Will Elizabeth Taber return to Marion?
Elizabeth Taber, the "Mother of Marion" gazes out from portraits around Marion. In the future, she may also survey the town she helped to form in the guise of a life-size statue.
"We're hoping to bring Elizabeth Taber back to Marion," said Tinker Saltonstall, who presented the idea alongside Sippican Historical Society members Frank McNamee and Judy Rosbe, as well as former Selectman Al Winters. "We need a statue," Saltonstall continued. "She was a remarkable woman."
The group is planning to commission a life-size statue in bronze; members are in the process of interviewing six sculptors, five of whom are local, to create the statue.
Selectmen Jody Dickerson and Norm Hills had no qualms about the project, adding that they thought it was a nice idea for the town.
The process of creating the statue would take about nine months to a year, Winters said. He added that he wanted to make it very clear that the group would not be asking the town for money.

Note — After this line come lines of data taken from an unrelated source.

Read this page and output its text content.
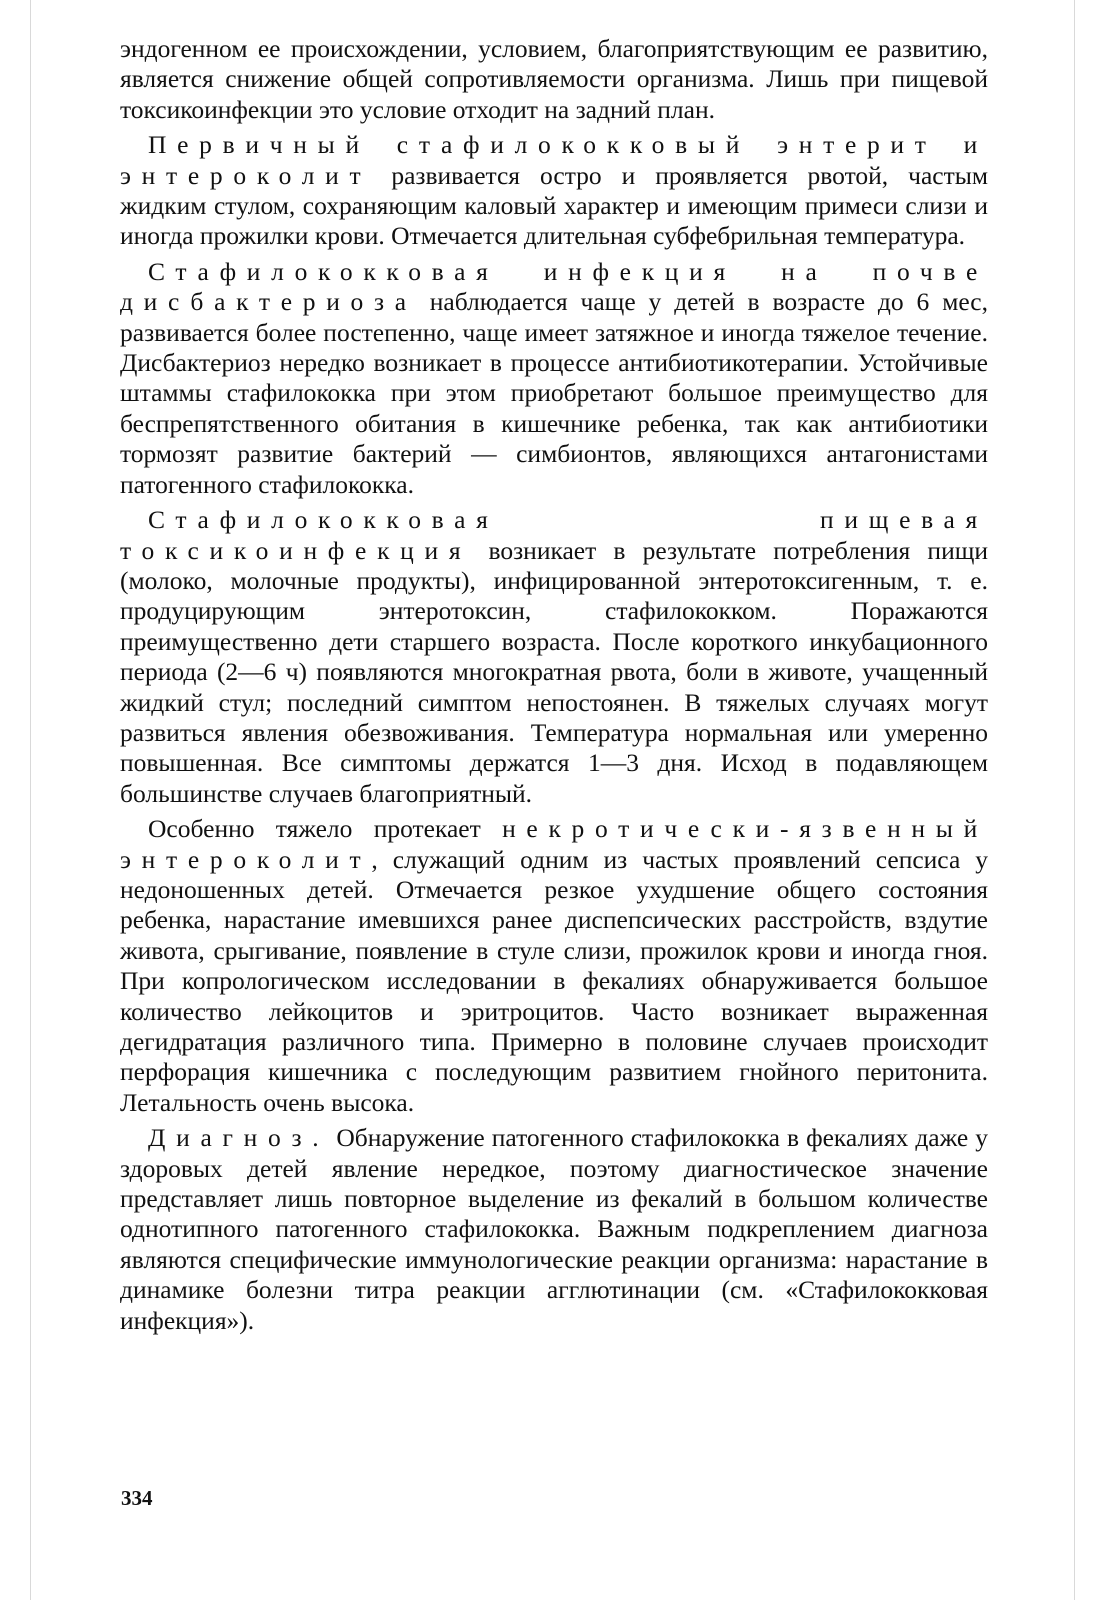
эндогенном ее происхождении, условием, благоприятствующим ее развитию, является снижение общей сопротивляемости организма. Лишь при пищевой токсикоинфекции это условие отходит на задний план.

Первичный стафилококковый энтерит и энтероколит развивается остро и проявляется рвотой, частым жидким стулом, сохраняющим каловый характер и имеющим примеси слизи и иногда прожилки крови. Отмечается длительная субфебрильная температура.

Стафилококковая инфекция на почве дисбактериоза наблюдается чаще у детей в возрасте до 6 мес, развивается более постепенно, чаще имеет затяжное и иногда тяжелое течение. Дисбактериоз нередко возникает в процессе антибиотикотерапии. Устойчивые штаммы стафилококка при этом приобретают большое преимущество для беспрепятственного обитания в кишечнике ребенка, так как антибиотики тормозят развитие бактерий — симбионтов, являющихся антагонистами патогенного стафилококка.

Стафилококковая пищевая токсикоинфекция возникает в результате потребления пищи (молоко, молочные продукты), инфицированной энтеротоксигенным, т. е. продуцирующим энтеротоксин, стафилококком. Поражаются преимущественно дети старшего возраста. После короткого инкубационного периода (2—6 ч) появляются многократная рвота, боли в животе, учащенный жидкий стул; последний симптом непостоянен. В тяжелых случаях могут развиться явления обезвоживания. Температура нормальная или умеренно повышенная. Все симптомы держатся 1—3 дня. Исход в подавляющем большинстве случаев благоприятный.

Особенно тяжело протекает некротически-язвенный энтероколит, служащий одним из частых проявлений сепсиса у недоношенных детей. Отмечается резкое ухудшение общего состояния ребенка, нарастание имевшихся ранее диспепсических расстройств, вздутие живота, срыгивание, появление в стуле слизи, прожилок крови и иногда гноя. При копрологическом исследовании в фекалиях обнаруживается большое количество лейкоцитов и эритроцитов. Часто возникает выраженная дегидратация различного типа. Примерно в половине случаев происходит перфорация кишечника с последующим развитием гнойного перитонита. Летальность очень высока.

Диагноз. Обнаружение патогенного стафилококка в фекалиях даже у здоровых детей явление нередкое, поэтому диагностическое значение представляет лишь повторное выделение из фекалий в большом количестве однотипного патогенного стафилококка. Важным подкреплением диагноза являются специфические иммунологические реакции организма: нарастание в динамике болезни титра реакции агглютинации (см. «Стафилококковая инфекция»).

334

"This has to come from the people," he said. "She worked for the people, and the people should work to put this statue up. Frankly, I don't think we'll have a problem raising the money."
Costs, McNamee said, aren't final yet, but he estimated that creating the statue could run between $30-50,000.

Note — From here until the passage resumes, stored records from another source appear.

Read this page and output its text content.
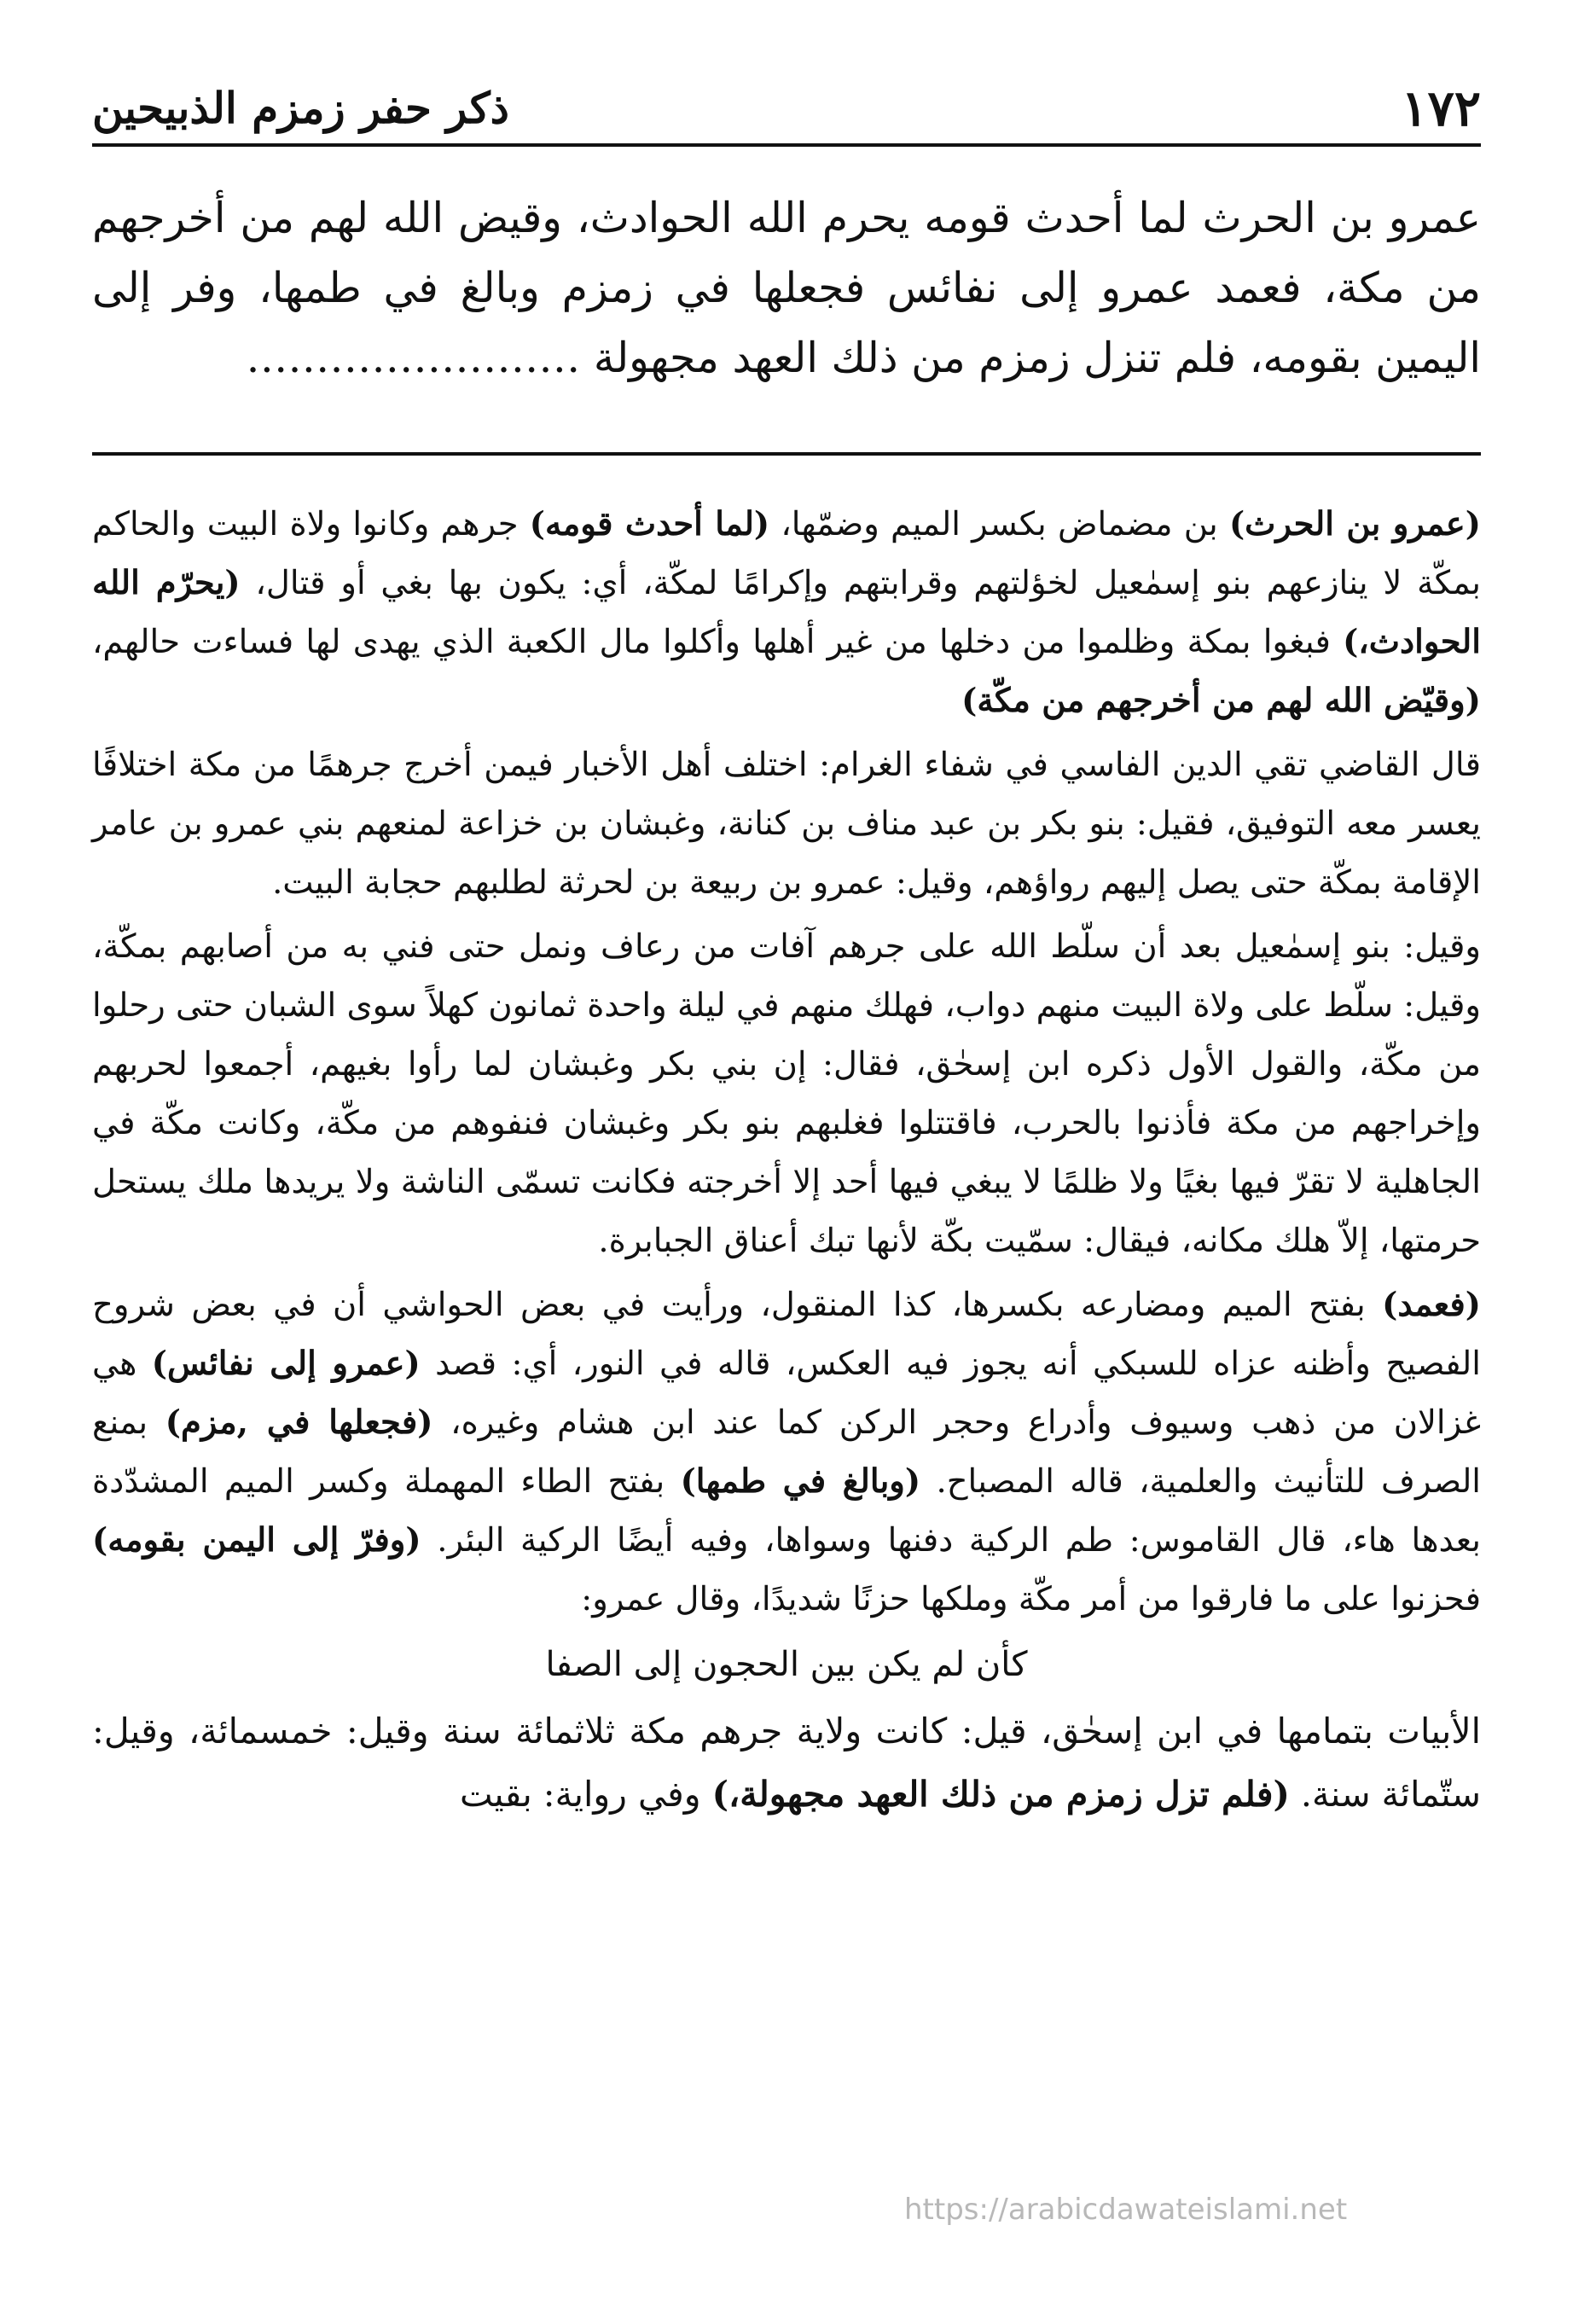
١٧٢
ذكر حفر زمزم الذبيحين

عمرو بن الحرث لما أحدث قومه يحرم الله الحوادث، وقيض الله لهم من أخرجهم من مكة، فعمد عمرو إلى نفائس فجعلها في زمزم وبالغ في طمها، وفر إلى اليمين بقومه، فلم تنزل زمزم من ذلك العهد مجهولة ……………………

(عمرو بن الحرث) بن مضماض بكسر الميم وضمّها، (لما أحدث قومه) جرهم وكانوا ولاة البيت والحاكم بمكّة لا ينازعهم بنو إسمٰعيل لخؤلتهم وقرابتهم وإكرامًا لمكّة، أي: يكون بها بغي أو قتال، (يحرّم الله الحوادث،) فبغوا بمكة وظلموا من دخلها من غير أهلها وأكلوا مال الكعبة الذي يهدى لها فساءت حالهم، (وقيّض الله لهم من أخرجهم من مكّة)

قال القاضي تقي الدين الفاسي في شفاء الغرام: اختلف أهل الأخبار فيمن أخرج جرهمًا من مكة اختلافًا يعسر معه التوفيق، فقيل: بنو بكر بن عبد مناف بن كنانة، وغبشان بن خزاعة لمنعهم بني عمرو بن عامر الإقامة بمكّة حتى يصل إليهم رواؤهم، وقيل: عمرو بن ربيعة بن لحرثة لطلبهم حجابة البيت.

وقيل: بنو إسمٰعيل بعد أن سلّط الله على جرهم آفات من رعاف ونمل حتى فني به من أصابهم بمكّة، وقيل: سلّط على ولاة البيت منهم دواب، فهلك منهم في ليلة واحدة ثمانون كهلاً سوى الشبان حتى رحلوا من مكّة، والقول الأول ذكره ابن إسحٰق، فقال: إن بني بكر وغبشان لما رأوا بغيهم، أجمعوا لحربهم وإخراجهم من مكة فأذنوا بالحرب، فاقتتلوا فغلبهم بنو بكر وغبشان فنفوهم من مكّة، وكانت مكّة في الجاهلية لا تقرّ فيها بغيًا ولا ظلمًا لا يبغي فيها أحد إلا أخرجته فكانت تسمّى الناشة ولا يريدها ملك يستحل حرمتها، إلاّ هلك مكانه، فيقال: سمّيت بكّة لأنها تبك أعناق الجبابرة.

(فعمد) بفتح الميم ومضارعه بكسرها، كذا المنقول، ورأيت في بعض الحواشي أن في بعض شروح الفصيح وأظنه عزاه للسبكي أنه يجوز فيه العكس، قاله في النور، أي: قصد (عمرو إلى نفائس) هي غزالان من ذهب وسيوف وأدراع وحجر الركن كما عند ابن هشام وغيره، (فجعلها في ,مزم) بمنع الصرف للتأنيث والعلمية، قاله المصباح. (وبالغ في طمها) بفتح الطاء المهملة وكسر الميم المشدّدة بعدها هاء، قال القاموس: طم الركية دفنها وسواها، وفيه أيضًا الركية البئر. (وفرّ إلى اليمن بقومه) فحزنوا على ما فارقوا من أمر مكّة وملكها حزنًا شديدًا، وقال عمرو:

كأن لم يكن بين الحجون إلى الصفا

الأبيات بتمامها في ابن إسحٰق، قيل: كانت ولاية جرهم مكة ثلاثمائة سنة وقيل: خمسمائة، وقيل: ستّمائة سنة. (فلم تزل زمزم من ذلك العهد مجهولة،) وفي رواية: بقيت

https://arabicdawateislami.net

The precise location of the statue is still up in the air as well. The group came up with two final solutions, one involving buildings built by Taber herself. One, Saltonstall said, was the area between Marion's Town House and the Taber Library. The other would be on the ground's of the town's Bicentennial Park, across the street from the Town House.
Rosbe said there was another option, which was possibly placing the statue inside the entryway of the library, which is being renovated thanks to donations given by the Repass family. "We think that might be nice, to have her in the building named for her," she said, "but we also don't want to intrude on the very generous gift being given by the Repasses."

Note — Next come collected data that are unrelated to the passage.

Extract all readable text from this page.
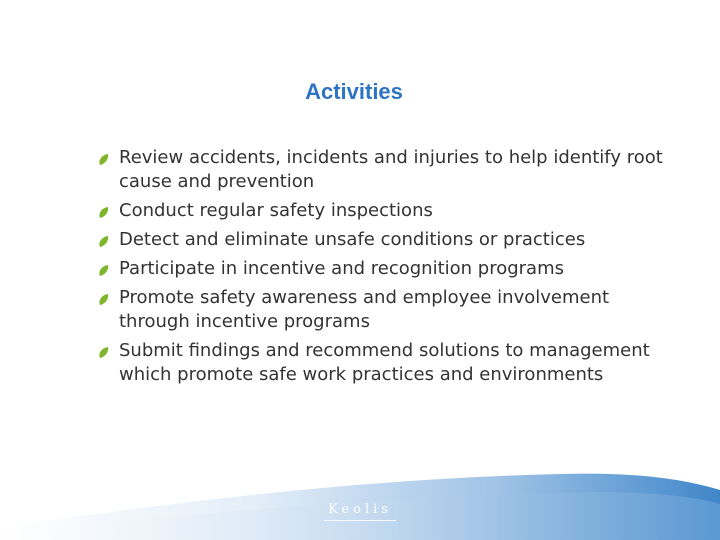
Keolis
Activities
Review accidents, incidents and injuries to help identify root cause and prevention
Conduct regular safety inspections
Detect and eliminate unsafe conditions or practices
Participate in incentive and recognition programs
Promote safety awareness and employee involvement through incentive programs
Submit findings and recommend solutions to management which promote safe work practices and environments
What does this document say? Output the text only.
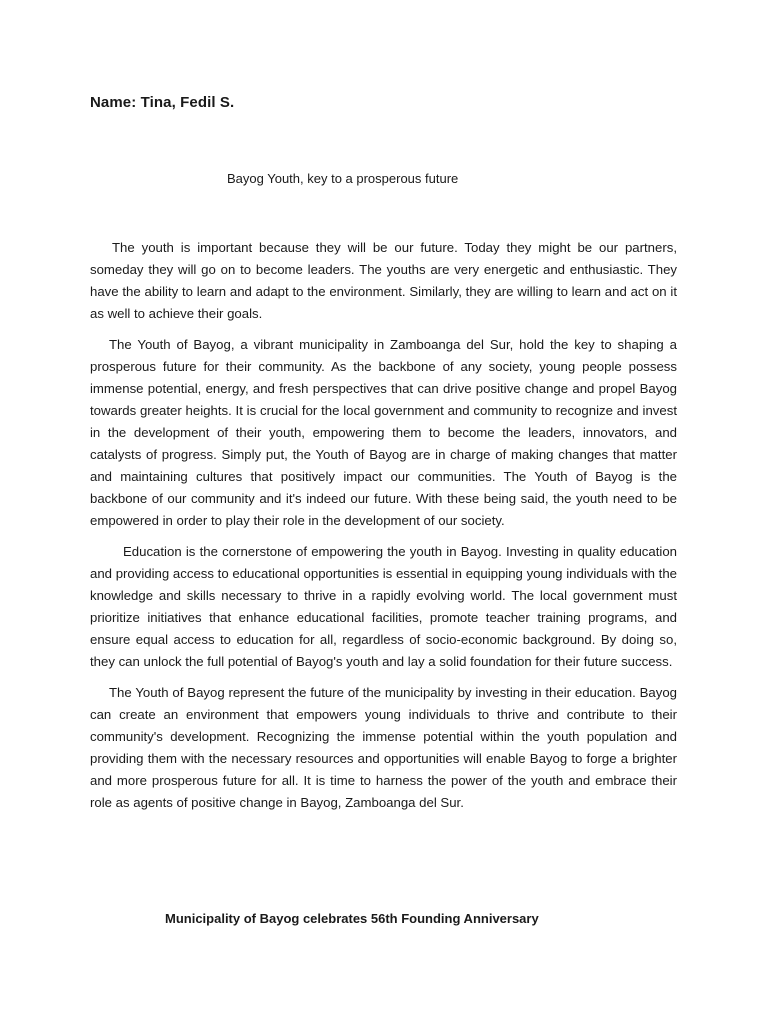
Name: Tina, Fedil S.

Bayog Youth, key to a prosperous future

The youth is important because they will be our future. Today they might be our partners, someday they will go on to become leaders. The youths are very energetic and enthusiastic. They have the ability to learn and adapt to the environment. Similarly, they are willing to learn and act on it as well to achieve their goals.

The Youth of Bayog, a vibrant municipality in Zamboanga del Sur, hold the key to shaping a prosperous future for their community. As the backbone of any society, young people possess immense potential, energy, and fresh perspectives that can drive positive change and propel Bayog towards greater heights. It is crucial for the local government and community to recognize and invest in the development of their youth, empowering them to become the leaders, innovators, and catalysts of progress. Simply put, the Youth of Bayog are in charge of making changes that matter and maintaining cultures that positively impact our communities. The Youth of Bayog is the backbone of our community and it's indeed our future. With these being said, the youth need to be empowered in order to play their role in the development of our society.

Education is the cornerstone of empowering the youth in Bayog. Investing in quality education and providing access to educational opportunities is essential in equipping young individuals with the knowledge and skills necessary to thrive in a rapidly evolving world. The local government must prioritize initiatives that enhance educational facilities, promote teacher training programs, and ensure equal access to education for all, regardless of socio-economic background. By doing so, they can unlock the full potential of Bayog's youth and lay a solid foundation for their future success.

The Youth of Bayog represent the future of the municipality by investing in their education. Bayog can create an environment that empowers young individuals to thrive and contribute to their community's development. Recognizing the immense potential within the youth population and providing them with the necessary resources and opportunities will enable Bayog to forge a brighter and more prosperous future for all. It is time to harness the power of the youth and embrace their role as agents of positive change in Bayog, Zamboanga del Sur.

Municipality of Bayog celebrates 56th Founding Anniversary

Wherever it ends up residing, Taber's statue is set to be finished in the summer of 2020—a nice touch, Saltonstall said. The statue's completion will also mark Taber's inclusion in "Lighting the Way," a New Bedford Whaling Museum exhibit which will bring the stories of influential South Coast women to life.
The exhibit, and the completion of the statue, will also mark the 100th anniversary of the 19th Amendment to the United States Constitution—the amendment that gave women the right to vote.